On s’était promis de tout imaginer, de tout essayer pour enrayer la fin, ou au moins, l’enjamber. On ne voulait pas s’échapper, pas même s’envoler; juste flotter, sous le ciel, allongés sur la mer, là où les poissons et les oiseaux peuvent s’embrasser. Dans l’urgence, en riant, on faisait pousser des mondes dans le monde, pour protéger ce qu’il avait de plus beau, pour en construire de nouveaux.
J’étais amoureux d’une martienne; on serait architectes de planètes.
Et puis à minuit rien n'a fini, rien n’a changé.
Ni le monde, ni nos rêves de le transformer.
Depuis, j’ai quitté la cour magique pour grandir dans un monde plus petit.
Là où l'extinction n’est plus un jeu mais où l’on est trop sérieux pour l’empêcher.
Alors je continue d’explorer sans plan, les mondes à connecter pour l’animer.
A 18 ans, avec une reine espagnole, ma mère, je soufflais un château blanc entre les murs de la rue Quincampoix, une galerie que cinquante artistes ont peuplé d’autres réalités, de l’estérisme uruguayen à la revanche de Peter Pan. Pour mieux naviguer par vents contraires, j’intégrais les troupes ennemies de grands vaisseaux bleus, blancs, rouges; HEC Paris, l’Ecole Normale Supérieure de la rue d’Ulm et la Sorbonne Paris IV, où sous l'aura des mages, je m’essayais tour à tour à l’économie, l’histoire de l’art et la philosophie.
Au milieu, enfin prêt à voler, je partais un an avec trois amis dans six pays en développement, pour appliquer ce que l’on apprenait là où il y en avait le plus besoin. Avant de comprendre, au coeur des rires qui nous réveillaient, qu’il nous fallait d’abord tout désapprendre. Que sans nos ailes de formules passées, nous serons plus grands à marcher, enfin nus, enfin hommes.
A la fin, je n’étais spécialiste de rien, ni artiste, ni scientifique, ni littéraire.

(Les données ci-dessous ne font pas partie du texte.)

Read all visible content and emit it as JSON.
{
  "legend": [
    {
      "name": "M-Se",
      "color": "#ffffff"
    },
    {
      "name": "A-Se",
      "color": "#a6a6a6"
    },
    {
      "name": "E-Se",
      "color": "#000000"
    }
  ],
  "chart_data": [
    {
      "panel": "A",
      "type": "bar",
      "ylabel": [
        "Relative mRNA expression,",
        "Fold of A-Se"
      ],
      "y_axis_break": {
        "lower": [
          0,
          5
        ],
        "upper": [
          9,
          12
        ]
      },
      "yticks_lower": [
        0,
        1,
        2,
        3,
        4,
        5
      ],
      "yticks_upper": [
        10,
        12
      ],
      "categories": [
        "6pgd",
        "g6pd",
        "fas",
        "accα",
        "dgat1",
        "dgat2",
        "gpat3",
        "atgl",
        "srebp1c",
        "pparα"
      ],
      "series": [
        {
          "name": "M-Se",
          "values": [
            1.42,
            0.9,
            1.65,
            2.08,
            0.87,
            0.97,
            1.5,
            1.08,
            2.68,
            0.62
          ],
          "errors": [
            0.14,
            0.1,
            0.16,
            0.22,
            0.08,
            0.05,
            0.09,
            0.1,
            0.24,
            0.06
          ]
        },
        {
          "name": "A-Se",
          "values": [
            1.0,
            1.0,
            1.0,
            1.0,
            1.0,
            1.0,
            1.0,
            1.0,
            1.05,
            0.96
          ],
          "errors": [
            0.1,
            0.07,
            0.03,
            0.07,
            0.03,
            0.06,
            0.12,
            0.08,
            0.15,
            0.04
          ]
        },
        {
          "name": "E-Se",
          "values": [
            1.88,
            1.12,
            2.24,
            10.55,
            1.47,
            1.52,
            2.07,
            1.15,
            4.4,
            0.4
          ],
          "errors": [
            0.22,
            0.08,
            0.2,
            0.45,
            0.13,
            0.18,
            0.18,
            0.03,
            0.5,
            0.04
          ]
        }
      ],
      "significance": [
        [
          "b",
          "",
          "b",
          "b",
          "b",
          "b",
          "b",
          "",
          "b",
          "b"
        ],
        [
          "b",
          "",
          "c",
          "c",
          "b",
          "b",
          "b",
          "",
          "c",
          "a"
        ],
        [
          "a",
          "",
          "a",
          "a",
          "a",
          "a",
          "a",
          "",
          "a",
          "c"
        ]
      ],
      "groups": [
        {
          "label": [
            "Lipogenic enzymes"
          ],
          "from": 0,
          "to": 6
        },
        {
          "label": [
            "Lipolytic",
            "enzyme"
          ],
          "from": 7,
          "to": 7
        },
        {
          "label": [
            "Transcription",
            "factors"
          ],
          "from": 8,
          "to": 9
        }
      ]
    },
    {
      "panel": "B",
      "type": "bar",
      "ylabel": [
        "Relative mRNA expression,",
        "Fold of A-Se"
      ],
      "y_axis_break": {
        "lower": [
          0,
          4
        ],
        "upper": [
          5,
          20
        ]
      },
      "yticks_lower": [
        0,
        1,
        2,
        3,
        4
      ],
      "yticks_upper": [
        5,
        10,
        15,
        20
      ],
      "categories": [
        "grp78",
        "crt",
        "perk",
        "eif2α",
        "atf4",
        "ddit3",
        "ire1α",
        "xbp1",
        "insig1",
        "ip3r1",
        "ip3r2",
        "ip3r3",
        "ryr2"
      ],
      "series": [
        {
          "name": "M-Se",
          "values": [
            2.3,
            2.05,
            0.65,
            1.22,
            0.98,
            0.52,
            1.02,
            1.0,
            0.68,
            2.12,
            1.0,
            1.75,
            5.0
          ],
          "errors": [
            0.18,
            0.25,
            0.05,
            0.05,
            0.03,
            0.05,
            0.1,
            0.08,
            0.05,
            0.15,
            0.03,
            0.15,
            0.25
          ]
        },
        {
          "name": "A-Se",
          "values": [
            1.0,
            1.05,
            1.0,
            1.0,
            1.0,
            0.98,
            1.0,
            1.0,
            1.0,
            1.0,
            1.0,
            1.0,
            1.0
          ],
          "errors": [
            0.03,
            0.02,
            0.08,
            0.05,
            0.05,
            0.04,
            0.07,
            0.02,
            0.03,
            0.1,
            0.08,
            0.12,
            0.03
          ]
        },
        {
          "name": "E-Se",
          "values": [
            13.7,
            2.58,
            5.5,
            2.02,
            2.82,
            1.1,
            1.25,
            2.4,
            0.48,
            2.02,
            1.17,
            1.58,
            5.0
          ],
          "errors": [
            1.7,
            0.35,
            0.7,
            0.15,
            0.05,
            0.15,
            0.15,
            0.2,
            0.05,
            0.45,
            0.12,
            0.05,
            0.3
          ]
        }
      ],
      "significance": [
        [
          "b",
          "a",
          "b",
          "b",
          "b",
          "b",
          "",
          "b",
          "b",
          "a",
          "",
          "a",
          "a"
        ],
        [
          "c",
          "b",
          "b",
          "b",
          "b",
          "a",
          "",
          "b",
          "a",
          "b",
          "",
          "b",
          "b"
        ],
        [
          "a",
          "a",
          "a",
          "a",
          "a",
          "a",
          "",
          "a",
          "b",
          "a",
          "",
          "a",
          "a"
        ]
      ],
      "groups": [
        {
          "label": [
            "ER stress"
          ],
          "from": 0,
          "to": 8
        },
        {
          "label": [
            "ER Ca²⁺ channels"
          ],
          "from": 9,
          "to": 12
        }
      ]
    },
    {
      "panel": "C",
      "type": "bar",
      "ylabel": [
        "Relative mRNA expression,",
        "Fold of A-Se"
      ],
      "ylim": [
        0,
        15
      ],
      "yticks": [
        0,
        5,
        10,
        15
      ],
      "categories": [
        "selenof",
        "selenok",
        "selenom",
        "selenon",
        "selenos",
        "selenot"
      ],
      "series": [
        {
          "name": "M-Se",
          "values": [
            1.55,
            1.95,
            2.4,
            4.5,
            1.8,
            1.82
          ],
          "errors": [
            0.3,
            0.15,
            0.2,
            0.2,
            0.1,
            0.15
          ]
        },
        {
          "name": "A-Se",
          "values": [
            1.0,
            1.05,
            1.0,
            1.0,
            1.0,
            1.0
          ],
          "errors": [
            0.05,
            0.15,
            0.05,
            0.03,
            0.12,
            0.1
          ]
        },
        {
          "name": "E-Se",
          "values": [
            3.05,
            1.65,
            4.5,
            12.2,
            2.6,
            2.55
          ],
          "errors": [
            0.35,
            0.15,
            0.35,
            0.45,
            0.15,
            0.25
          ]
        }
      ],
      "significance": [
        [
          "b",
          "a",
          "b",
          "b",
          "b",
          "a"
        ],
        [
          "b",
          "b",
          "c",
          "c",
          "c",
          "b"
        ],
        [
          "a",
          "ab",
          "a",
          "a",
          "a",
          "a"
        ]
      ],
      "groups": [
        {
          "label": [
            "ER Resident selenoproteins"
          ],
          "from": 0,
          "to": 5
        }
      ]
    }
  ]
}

Au contraire, j’errais à la sortie des disciplines pour éclairer leur revers plutôt que leur intersection, pour chercher de nouvelles voies nécessaires à l’abordage des défis gigantesques de notre époque, pour dessiner d’autres futurs, plus audacieux que la suite logique du quotidien.
En tombant des étagères dans la vie, des théories à la pratique, j’ai travaillé avec Hyperloop Transportation Technologies à nous rapprocher du rêve d’ubiquité, puis avec la fondation XPRIZE pour accélérer depuis Hollywood la réalisation d’une science-fiction positive dans notre vie trop quotidienne. Chaque année, je m’engage à la commission AI FOR GOOD de l’ONU à diriger l’intelligence artificielle vers les dix-sept Objectifs de Développement Durable et à transformer 2030, l’horizon de la fin des fins en nouveau départ équitable.
Avec mon maître sorcier, nous sculptons ANIMA, notre moonshot studio, comme un espace de simulation, de création, - le futur comme medium, la technologie comme palette - où nos partenaires pensent et bâtissent un meilleur présent.
Et puis la nuit, je traque des aliens pour demander de l’aide.
Aujourd’hui, ma nièce a neuf ans, et je n’ai plus d’histoire à lui raconter.
Les yeux soigneusement bandés, notre génération court autour de sa responsabilité.
Pleine d’intelligence pour analyser les défis qui l'écrasent, elle manque cruellement d’imagination pour les dépasser.
Alors ici, vous trouverez des pièces du jeu que j’ai la chance d’explorer, des briques d’imaginaires, d’idées, de projets, qui n’ont d’autre fil rouge que d’essayer.